Having just finished “Lantern,” the finale episode of season 3 of Better Call Saul, I’ve had a realization. Although it’s taken 30 episodes in total—all three seasons—I now realize that the story about how James “Jimmy” McGill becomes Saul Goodman is a tragedy.

A person might be forgiven for thinking that this show would be a comic drama. Bob Odenkirk, who stars as Jimmy/Saul, was one-half of the Mr. Show duo of Bob and David (Cross). And, he is a genuinely funny person. He’s even funny on this series. At times.

How’s that old quote about tragedy go?

Tragedy plus time equals comedy.

Maybe that’s what is going on with Better Call Saul. Not enough time has passed yet. Maybe once everything is over and the show has finally caught up with where Saul Goodman makes his first appearance on Breaking Bad, I’ll think back on everything that’s happened so far and just laugh and laugh.

Maybe. Right now, though, in spite of the moments which have made me smile, this feels like a tragedy to me. As the third season closes, Jimmy McGill is not legally allowed to practice law for a year, Kim Wexler is recuperating from a car accident, Jimmy has purposefully ruined his good name among the AARP set just to repair some relationship damage he caused among the blue-hair set at Sandpiper, Jimmy and Kim have closed their office and were forced to let Francesca go, Hector Salamanca has finally had his stroke, and Chuck McGill is dead.

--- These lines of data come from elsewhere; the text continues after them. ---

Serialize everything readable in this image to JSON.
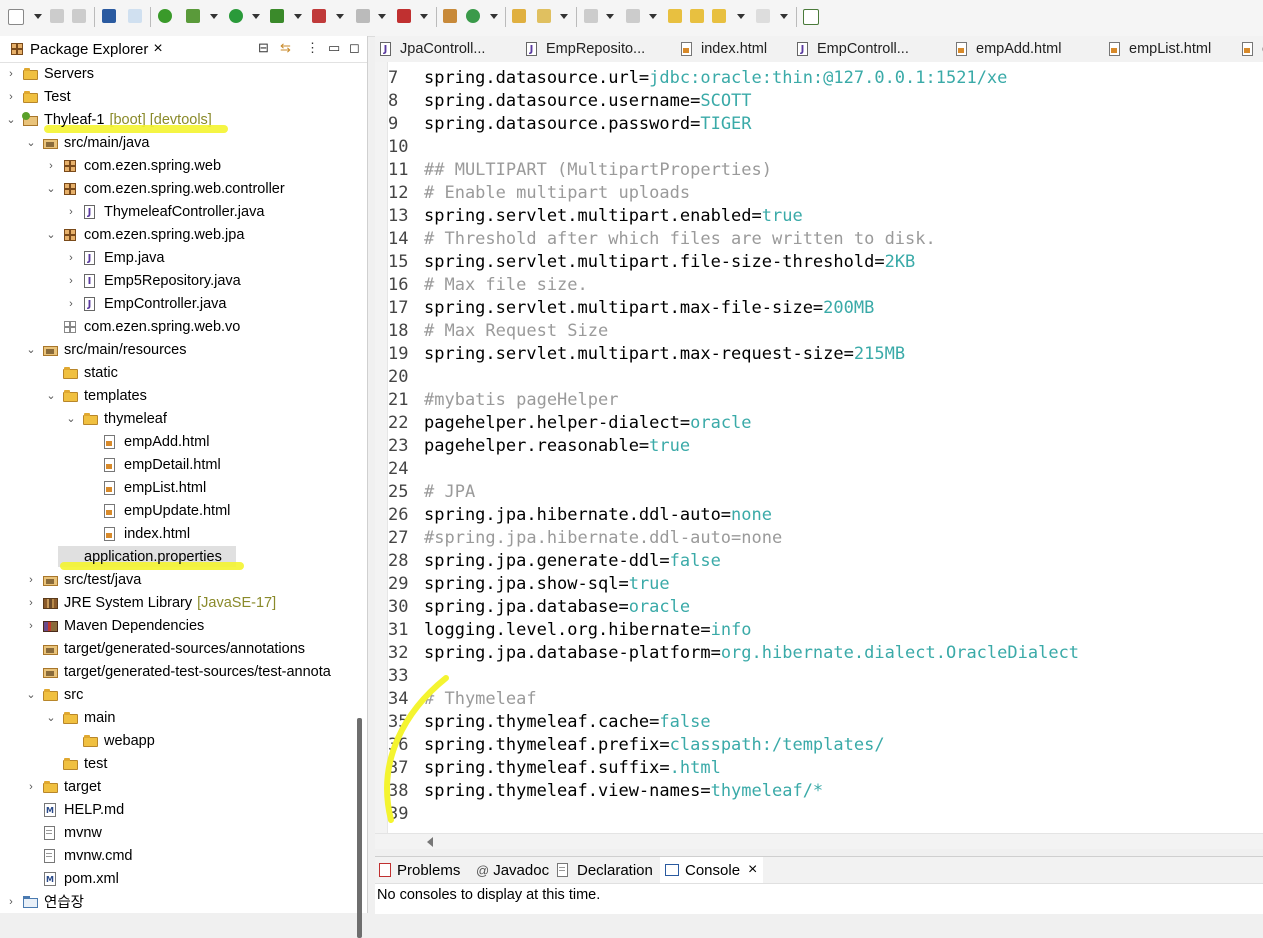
{
  "explorer": {
    "title": "Package Explorer",
    "close_symbol": "×",
    "items": [
      {
        "label": "Servers",
        "deco": ""
      },
      {
        "label": "Test",
        "deco": ""
      },
      {
        "label": "Thyleaf-1",
        "deco": "[boot] [devtools]"
      },
      {
        "label": "src/main/java",
        "deco": ""
      },
      {
        "label": "com.ezen.spring.web",
        "deco": ""
      },
      {
        "label": "com.ezen.spring.web.controller",
        "deco": ""
      },
      {
        "label": "ThymeleafController.java",
        "deco": ""
      },
      {
        "label": "com.ezen.spring.web.jpa",
        "deco": ""
      },
      {
        "label": "Emp.java",
        "deco": ""
      },
      {
        "label": "Emp5Repository.java",
        "deco": ""
      },
      {
        "label": "EmpController.java",
        "deco": ""
      },
      {
        "label": "com.ezen.spring.web.vo",
        "deco": ""
      },
      {
        "label": "src/main/resources",
        "deco": ""
      },
      {
        "label": "static",
        "deco": ""
      },
      {
        "label": "templates",
        "deco": ""
      },
      {
        "label": "thymeleaf",
        "deco": ""
      },
      {
        "label": "empAdd.html",
        "deco": ""
      },
      {
        "label": "empDetail.html",
        "deco": ""
      },
      {
        "label": "empList.html",
        "deco": ""
      },
      {
        "label": "empUpdate.html",
        "deco": ""
      },
      {
        "label": "index.html",
        "deco": ""
      },
      {
        "label": "application.properties",
        "deco": ""
      },
      {
        "label": "src/test/java",
        "deco": ""
      },
      {
        "label": "JRE System Library",
        "deco": "[JavaSE-17]"
      },
      {
        "label": "Maven Dependencies",
        "deco": ""
      },
      {
        "label": "target/generated-sources/annotations",
        "deco": ""
      },
      {
        "label": "target/generated-test-sources/test-annota",
        "deco": ""
      },
      {
        "label": "src",
        "deco": ""
      },
      {
        "label": "main",
        "deco": ""
      },
      {
        "label": "webapp",
        "deco": ""
      },
      {
        "label": "test",
        "deco": ""
      },
      {
        "label": "target",
        "deco": ""
      },
      {
        "label": "HELP.md",
        "deco": ""
      },
      {
        "label": "mvnw",
        "deco": ""
      },
      {
        "label": "mvnw.cmd",
        "deco": ""
      },
      {
        "label": "pom.xml",
        "deco": ""
      },
      {
        "label": "연습장",
        "deco": ""
      }
    ]
  },
  "editor": {
    "tabs": [
      "JpaControll...",
      "EmpReposito...",
      "index.html",
      "EmpControll...",
      "empAdd.html",
      "empList.html",
      "em"
    ],
    "lines": [
      {
        "n": "7",
        "key": "spring.datasource.url=",
        "val": "jdbc:oracle:thin:@127.0.0.1:1521/xe"
      },
      {
        "n": "8",
        "key": "spring.datasource.username=",
        "val": "SCOTT"
      },
      {
        "n": "9",
        "key": "spring.datasource.password=",
        "val": "TIGER"
      },
      {
        "n": "10",
        "key": "",
        "val": ""
      },
      {
        "n": "11",
        "comment": "## MULTIPART (MultipartProperties)"
      },
      {
        "n": "12",
        "comment": "# Enable multipart uploads"
      },
      {
        "n": "13",
        "key": "spring.servlet.multipart.enabled=",
        "val": "true"
      },
      {
        "n": "14",
        "comment": "# Threshold after which files are written to disk."
      },
      {
        "n": "15",
        "key": "spring.servlet.multipart.file-size-threshold=",
        "val": "2KB"
      },
      {
        "n": "16",
        "comment": "# Max file size."
      },
      {
        "n": "17",
        "key": "spring.servlet.multipart.max-file-size=",
        "val": "200MB"
      },
      {
        "n": "18",
        "comment": "# Max Request Size"
      },
      {
        "n": "19",
        "key": "spring.servlet.multipart.max-request-size=",
        "val": "215MB"
      },
      {
        "n": "20",
        "key": "",
        "val": ""
      },
      {
        "n": "21",
        "comment": "#mybatis pageHelper"
      },
      {
        "n": "22",
        "key": "pagehelper.helper-dialect=",
        "val": "oracle"
      },
      {
        "n": "23",
        "key": "pagehelper.reasonable=",
        "val": "true"
      },
      {
        "n": "24",
        "key": "",
        "val": ""
      },
      {
        "n": "25",
        "comment": "# JPA"
      },
      {
        "n": "26",
        "key": "spring.jpa.hibernate.ddl-auto=",
        "val": "none"
      },
      {
        "n": "27",
        "comment": "#spring.jpa.hibernate.ddl-auto=none"
      },
      {
        "n": "28",
        "key": "spring.jpa.generate-ddl=",
        "val": "false"
      },
      {
        "n": "29",
        "key": "spring.jpa.show-sql=",
        "val": "true"
      },
      {
        "n": "30",
        "key": "spring.jpa.database=",
        "val": "oracle"
      },
      {
        "n": "31",
        "key": "logging.level.org.hibernate=",
        "val": "info"
      },
      {
        "n": "32",
        "key": "spring.jpa.database-platform=",
        "val": "org.hibernate.dialect.OracleDialect"
      },
      {
        "n": "33",
        "key": "",
        "val": ""
      },
      {
        "n": "34",
        "comment": "# Thymeleaf"
      },
      {
        "n": "35",
        "key": "spring.thymeleaf.cache=",
        "val": "false"
      },
      {
        "n": "36",
        "key": "spring.thymeleaf.prefix=",
        "val": "classpath:/templates/"
      },
      {
        "n": "37",
        "key": "spring.thymeleaf.suffix=",
        "val": ".html"
      },
      {
        "n": "38",
        "key": "spring.thymeleaf.view-names=",
        "val": "thymeleaf/*"
      },
      {
        "n": "39",
        "key": "",
        "val": ""
      }
    ]
  },
  "bottom": {
    "tabs": [
      "Problems",
      "Javadoc",
      "Declaration",
      "Console"
    ],
    "at_symbol": "@",
    "close_symbol": "×",
    "console_message": "No consoles to display at this time."
  },
  "colors": {
    "highlight": "#f4f430",
    "value": "#3aaaa8",
    "comment": "#9a9a9a"
  }
}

I almost qualified the last part of this list with a “it seems,” but that’s not how I see it. Chuck had a mental health relapse after getting the lucrative boot from HHM and committed suicide by kicking over a gas lantern and setting his house on fire. I don’t believe that Gilligan and Gould would pull a bait-and-switch on the viewer. Chuck is dead. And even though he was a character who was easy to dislike, this made me sad. Almost everything about this finale made me sad in some way (okay, not Hector), but this was the icing on the sad cake. Chuck McGill is dead.

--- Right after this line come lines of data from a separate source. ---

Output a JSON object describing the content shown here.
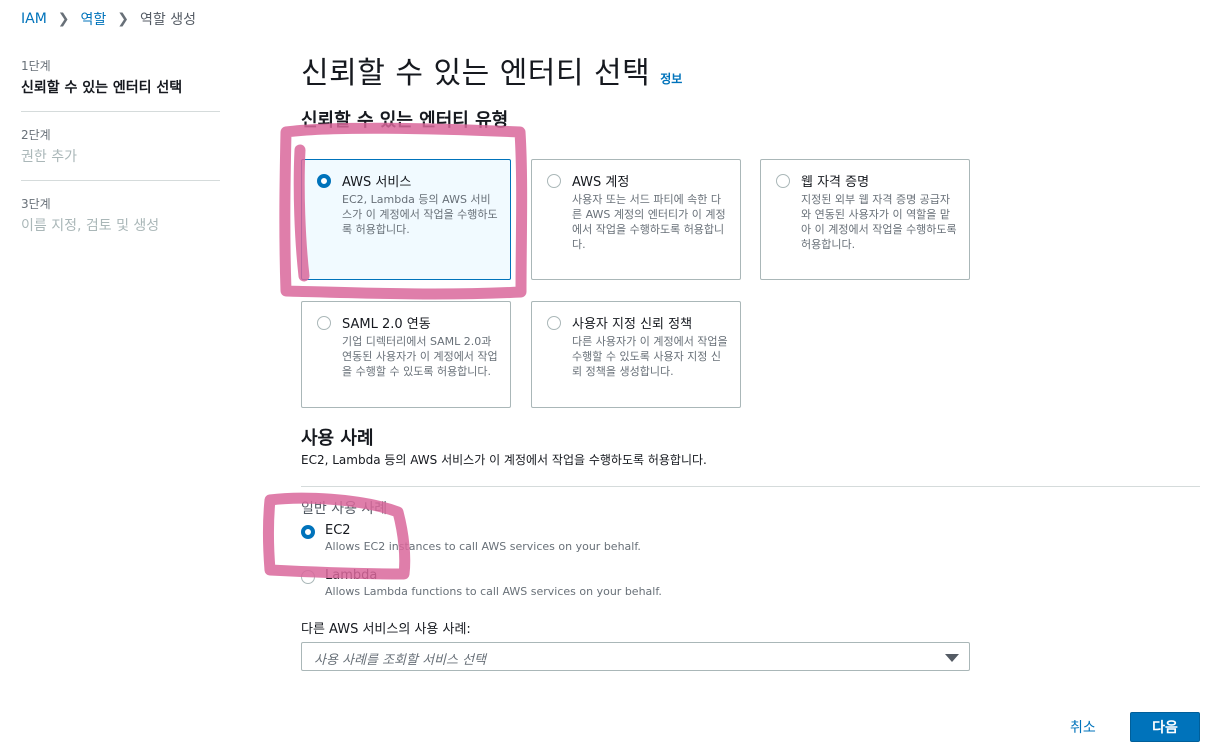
{
  "breadcrumb": {
    "items": [
      "IAM",
      "역할",
      "역할 생성"
    ]
  },
  "steps": [
    {
      "num": "1단계",
      "title": "신뢰할 수 있는 엔터티 선택"
    },
    {
      "num": "2단계",
      "title": "권한 추가"
    },
    {
      "num": "3단계",
      "title": "이름 지정, 검토 및 생성"
    }
  ],
  "page": {
    "title": "신뢰할 수 있는 엔터티 선택",
    "info": "정보"
  },
  "entity_section": {
    "title": "신뢰할 수 있는 엔터티 유형",
    "tiles": [
      {
        "title": "AWS 서비스",
        "desc": "EC2, Lambda 등의 AWS 서비스가 이 계정에서 작업을 수행하도록 허용합니다.",
        "selected": true
      },
      {
        "title": "AWS 계정",
        "desc": "사용자 또는 서드 파티에 속한 다른 AWS 계정의 엔터티가 이 계정에서 작업을 수행하도록 허용합니다.",
        "selected": false
      },
      {
        "title": "웹 자격 증명",
        "desc": "지정된 외부 웹 자격 증명 공급자와 연동된 사용자가 이 역할을 맡아 이 계정에서 작업을 수행하도록 허용합니다.",
        "selected": false
      },
      {
        "title": "SAML 2.0 연동",
        "desc": "기업 디렉터리에서 SAML 2.0과 연동된 사용자가 이 계정에서 작업을 수행할 수 있도록 허용합니다.",
        "selected": false
      },
      {
        "title": "사용자 지정 신뢰 정책",
        "desc": "다른 사용자가 이 계정에서 작업을 수행할 수 있도록 사용자 지정 신뢰 정책을 생성합니다.",
        "selected": false
      }
    ]
  },
  "use_case": {
    "title": "사용 사례",
    "desc": "EC2, Lambda 등의 AWS 서비스가 이 계정에서 작업을 수행하도록 허용합니다.",
    "common_label": "일반 사용 사례",
    "options": [
      {
        "label": "EC2",
        "desc": "Allows EC2 instances to call AWS services on your behalf.",
        "selected": true
      },
      {
        "label": "Lambda",
        "desc": "Allows Lambda functions to call AWS services on your behalf.",
        "selected": false
      }
    ],
    "other_label": "다른 AWS 서비스의 사용 사례:",
    "select_placeholder": "사용 사례를 조회할 서비스 선택"
  },
  "footer": {
    "cancel": "취소",
    "next": "다음"
  },
  "colors": {
    "accent": "#0073bb",
    "annotation": "#d9679b"
  }
}
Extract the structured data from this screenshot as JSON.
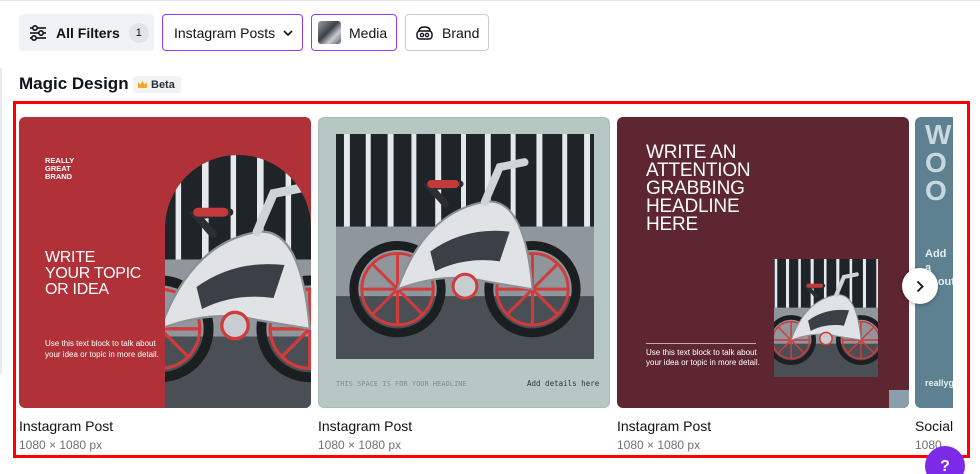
{
  "filters": {
    "all_filters_label": "All Filters",
    "all_filters_count": "1",
    "category_label": "Instagram Posts",
    "media_label": "Media",
    "brand_label": "Brand"
  },
  "section": {
    "title": "Magic Design",
    "badge": "Beta"
  },
  "cards": [
    {
      "name": "Instagram Post",
      "size": "1080 × 1080 px",
      "brand": "REALLY\nGREAT\nBRAND",
      "headline": "WRITE\nYOUR TOPIC\nOR IDEA",
      "body": "Use this text block to talk about your idea or topic in more detail."
    },
    {
      "name": "Instagram Post",
      "size": "1080 × 1080 px",
      "headline": "THIS SPACE IS FOR YOUR HEADLINE",
      "details": "Add details here"
    },
    {
      "name": "Instagram Post",
      "size": "1080 × 1080 px",
      "headline": "WRITE AN\nATTENTION\nGRABBING\nHEADLINE\nHERE",
      "body": "Use this text block to talk about your idea or topic in more detail."
    },
    {
      "name": "Social",
      "size": "1080",
      "headline": "W\nO\nO",
      "body": "Add a\nabout",
      "footer": "reallyg"
    }
  ],
  "colors": {
    "accent": "#8b3dff",
    "selection": "#ff0000",
    "card1_bg": "#b03138",
    "card2_bg": "#b6c7c4",
    "card3_bg": "#5d2630",
    "card4_bg": "#5d8190"
  },
  "icons": {
    "filters": "sliders-icon",
    "dropdown": "chevron-down-icon",
    "brand": "brand-kit-icon",
    "next": "chevron-right-icon",
    "help": "question-icon",
    "badge": "crown-icon"
  },
  "help_label": "?"
}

That doesn’t mean that Michael McKean won’t still be on the show in flashbacks. I could see this happening. But we already know he was never mentioned in the flash-forwards or on Breaking Bad, so it’s safe to assume that he is dead. The fact that Kim is never mentioned in flash-forwards or in Breaking Bad concerns me, but I choose not to think about that at the moment.

This has been another excellent season of television. I missed Mike Ehrmantraut in the finale, but this season has been a tour de force for him. This season we see how he gets entangled with Gus Fring, and how he was ultimately involved, along with Nacho, in Hector Salamanca’s downfall.

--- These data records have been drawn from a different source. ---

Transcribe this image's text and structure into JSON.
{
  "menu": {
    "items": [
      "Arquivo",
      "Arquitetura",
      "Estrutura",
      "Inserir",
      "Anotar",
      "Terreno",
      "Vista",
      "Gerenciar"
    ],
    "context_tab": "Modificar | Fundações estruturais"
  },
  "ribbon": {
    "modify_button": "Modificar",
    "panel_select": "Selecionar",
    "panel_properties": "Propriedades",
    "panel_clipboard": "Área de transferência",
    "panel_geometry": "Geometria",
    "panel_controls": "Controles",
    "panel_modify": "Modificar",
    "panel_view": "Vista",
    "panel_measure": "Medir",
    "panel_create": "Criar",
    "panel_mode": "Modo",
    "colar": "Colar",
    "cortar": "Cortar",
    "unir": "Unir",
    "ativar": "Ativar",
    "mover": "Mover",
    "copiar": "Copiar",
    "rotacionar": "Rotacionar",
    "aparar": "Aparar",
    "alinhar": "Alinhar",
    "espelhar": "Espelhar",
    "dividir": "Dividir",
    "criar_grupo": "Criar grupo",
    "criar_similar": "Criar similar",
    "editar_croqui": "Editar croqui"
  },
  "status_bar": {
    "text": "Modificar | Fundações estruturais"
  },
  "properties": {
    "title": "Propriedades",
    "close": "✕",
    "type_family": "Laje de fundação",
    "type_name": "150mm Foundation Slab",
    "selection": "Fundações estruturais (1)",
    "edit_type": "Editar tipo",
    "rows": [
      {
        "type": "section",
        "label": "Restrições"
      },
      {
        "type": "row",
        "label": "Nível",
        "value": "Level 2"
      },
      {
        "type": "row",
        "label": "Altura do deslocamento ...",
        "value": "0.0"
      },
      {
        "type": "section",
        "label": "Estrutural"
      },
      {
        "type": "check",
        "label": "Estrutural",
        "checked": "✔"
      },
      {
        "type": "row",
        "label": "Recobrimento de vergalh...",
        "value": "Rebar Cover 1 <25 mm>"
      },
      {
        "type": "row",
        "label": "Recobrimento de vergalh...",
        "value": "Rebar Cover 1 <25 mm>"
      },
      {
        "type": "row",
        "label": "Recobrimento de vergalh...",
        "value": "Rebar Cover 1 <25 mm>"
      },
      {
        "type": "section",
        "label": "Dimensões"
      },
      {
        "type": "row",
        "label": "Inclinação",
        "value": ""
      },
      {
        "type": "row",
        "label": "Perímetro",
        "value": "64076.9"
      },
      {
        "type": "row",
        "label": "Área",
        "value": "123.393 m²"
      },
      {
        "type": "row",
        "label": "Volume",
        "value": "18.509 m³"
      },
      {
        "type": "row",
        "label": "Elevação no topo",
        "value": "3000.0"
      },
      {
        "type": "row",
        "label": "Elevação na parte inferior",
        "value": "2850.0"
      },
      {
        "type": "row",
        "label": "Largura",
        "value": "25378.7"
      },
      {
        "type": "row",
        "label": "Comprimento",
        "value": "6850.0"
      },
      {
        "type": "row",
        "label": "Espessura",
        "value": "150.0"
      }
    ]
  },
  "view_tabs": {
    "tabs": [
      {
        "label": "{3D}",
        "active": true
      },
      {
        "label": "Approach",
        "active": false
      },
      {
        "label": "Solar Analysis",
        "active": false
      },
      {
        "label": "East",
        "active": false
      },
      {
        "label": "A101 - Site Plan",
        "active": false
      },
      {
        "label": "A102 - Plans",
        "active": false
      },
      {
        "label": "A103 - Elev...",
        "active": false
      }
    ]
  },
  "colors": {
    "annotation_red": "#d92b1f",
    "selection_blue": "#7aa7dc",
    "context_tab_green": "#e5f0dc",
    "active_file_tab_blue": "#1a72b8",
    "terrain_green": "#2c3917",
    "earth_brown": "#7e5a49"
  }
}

Much of the season has been occupied with the continued sibling rivalry between Chuck and Jimmy McGill. Chuck manages to get Jimmy punished for making him lose a big client through underhanded means. Jimmy has to complete community service and cannot practice law for a year. Meanwhile, Jimmy continues to punish Chuck, embarrassing him in court for his mental health issues, notably in front of his ex-wife, who doesn’t know about Chuck’s problems. He also leaks info about his brother to the insurer who writes his malpractice coverage. This ends up making Chuck too costly to keep at HHM. Arguably, this also leads to Chuck’s death. Like I said, tragedy.

The heart of this show for me has been the relationship between Jimmy and Kim. It took a few blows this season as they tried to make it on their own and failed. At the end of the season, however, their relationship seems stronger than ever. I can’t help but wonder what repercussions Chuck’s death may have.

We’re in a weird space right now because the series hasn’t officially been picked up for a fourth season yet. Everyone seems certain that the renewal is coming. But it hasn’t been announced yet.

And if it’s not, that will be the real tragedy.